My winery, Vincent Wine Company, has moved from our home of the past three years to the Southeast Wine Collective, at SE Division and 35th Place in Portland behind the restaurant Cibo. This new urban winery and tasting room are going to be great. I couldn't be more excited about being part of this project. The Southeast Wine Collective is the brainchild of Kate and Tom Monroe of Divison Winemaking Company, which will be in the facility along with Bow & Arrow and Helioterra Wines. We have a gorgeous tasting room that's opening later this month and we're definitely going to bring wine and wine making closer to Portlanders and travelers alike. I'm so glad to have a place to call home, and a tasting room where people can try my wines. It may not sound like much but it's something. Something to celebrate, for sure.

And, I once again have wine to sell. After selling out of my 2010s earlier this year, it's been odd to not have wine to sell, not to mention not having to sell wine. It's been kind of nice actually. I've just had to make wine, and yes there has been other business to attend to and my Guild Winemakers project keeps me incredibly busy in what free time I have. Don't forget my day job. So you can understand how a break in the day to day selling of bottles and cases of wine was rather nice.

At this point, I'm only selling the 2011s to my mailing list members. It my annual first offering at the best prices of the year, including wines that may not make it to retail. That offer ends September 28, then the next day -- September 29 -- I'm having tasting and sales event at the new winery, SE Division at 35th Place, 1-5pm. Helioterra will also be pouring and the winery tasting room will be open as usual. Should be a great time.
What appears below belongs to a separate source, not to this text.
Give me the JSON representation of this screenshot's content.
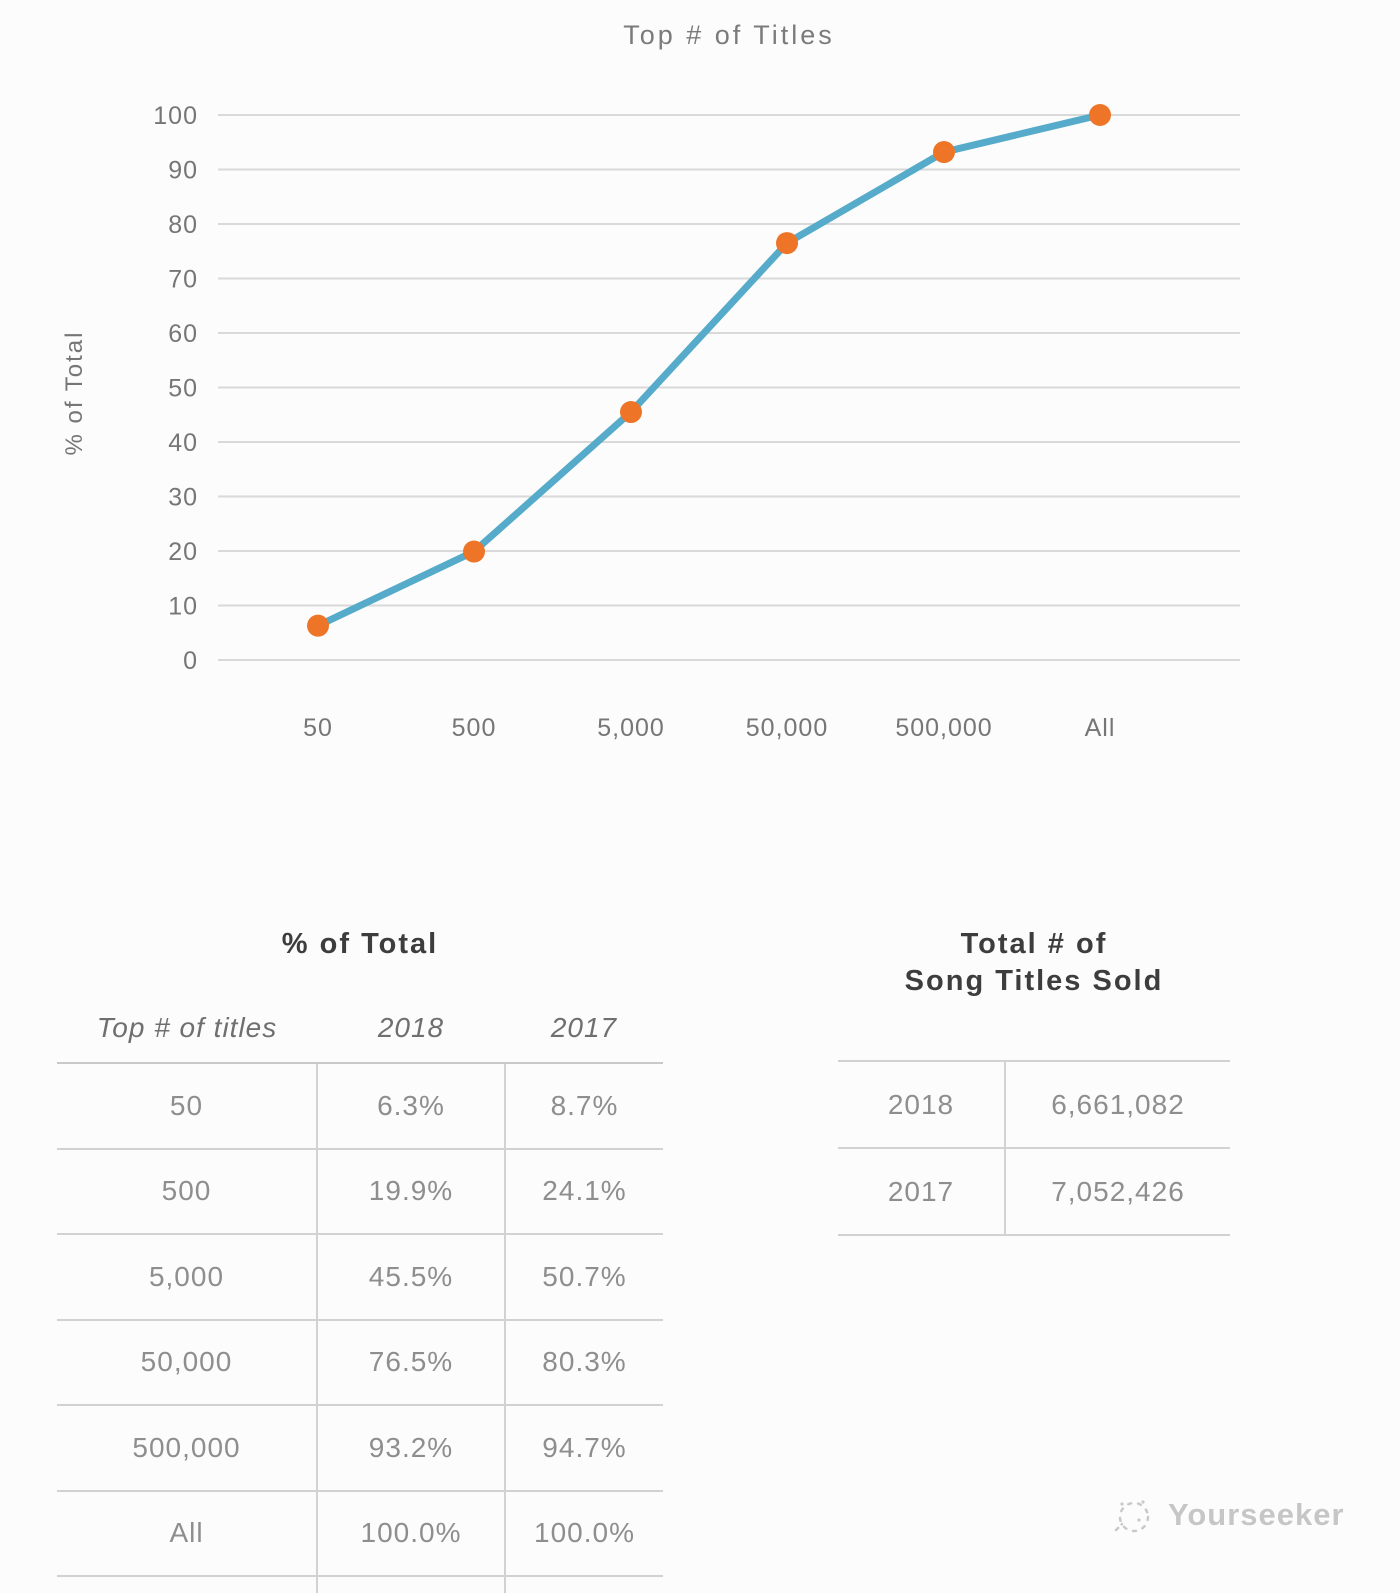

After that I'll be getting bottles to local shops and restaurants again, though sooner than that I'm heading back to New York for a seminar and trade tasting my distributor is doing with another small importer/distributor. This is the first time I've been squeezing in a sales trip before harvest. It's the start of many I imagine (and hope, for my own success).

With all the change and newness, there's a familiar sense in the air. The days are quickly growing shorter, some mornings surprisingly crisp. It happens this way every year, but the feeling is always so new again, so fresh, like we're reliving something from Septembers past. Already I've had that sense of autumn from growing up in LA, a cool, dry day with long shadows but little else to suggest fall, which you might get around Thanksgiving but comes here in mid-September or so. Not really autumn, but something I had there that seems to pass through this town too.

In Portland, that feeling has come to mean something new for me. Harvest. And it feels great this year. My first grapes will come in by the end of September, maybe the first week of October. In the new winery, in a new neighborhood, with the same old me. I can't wait.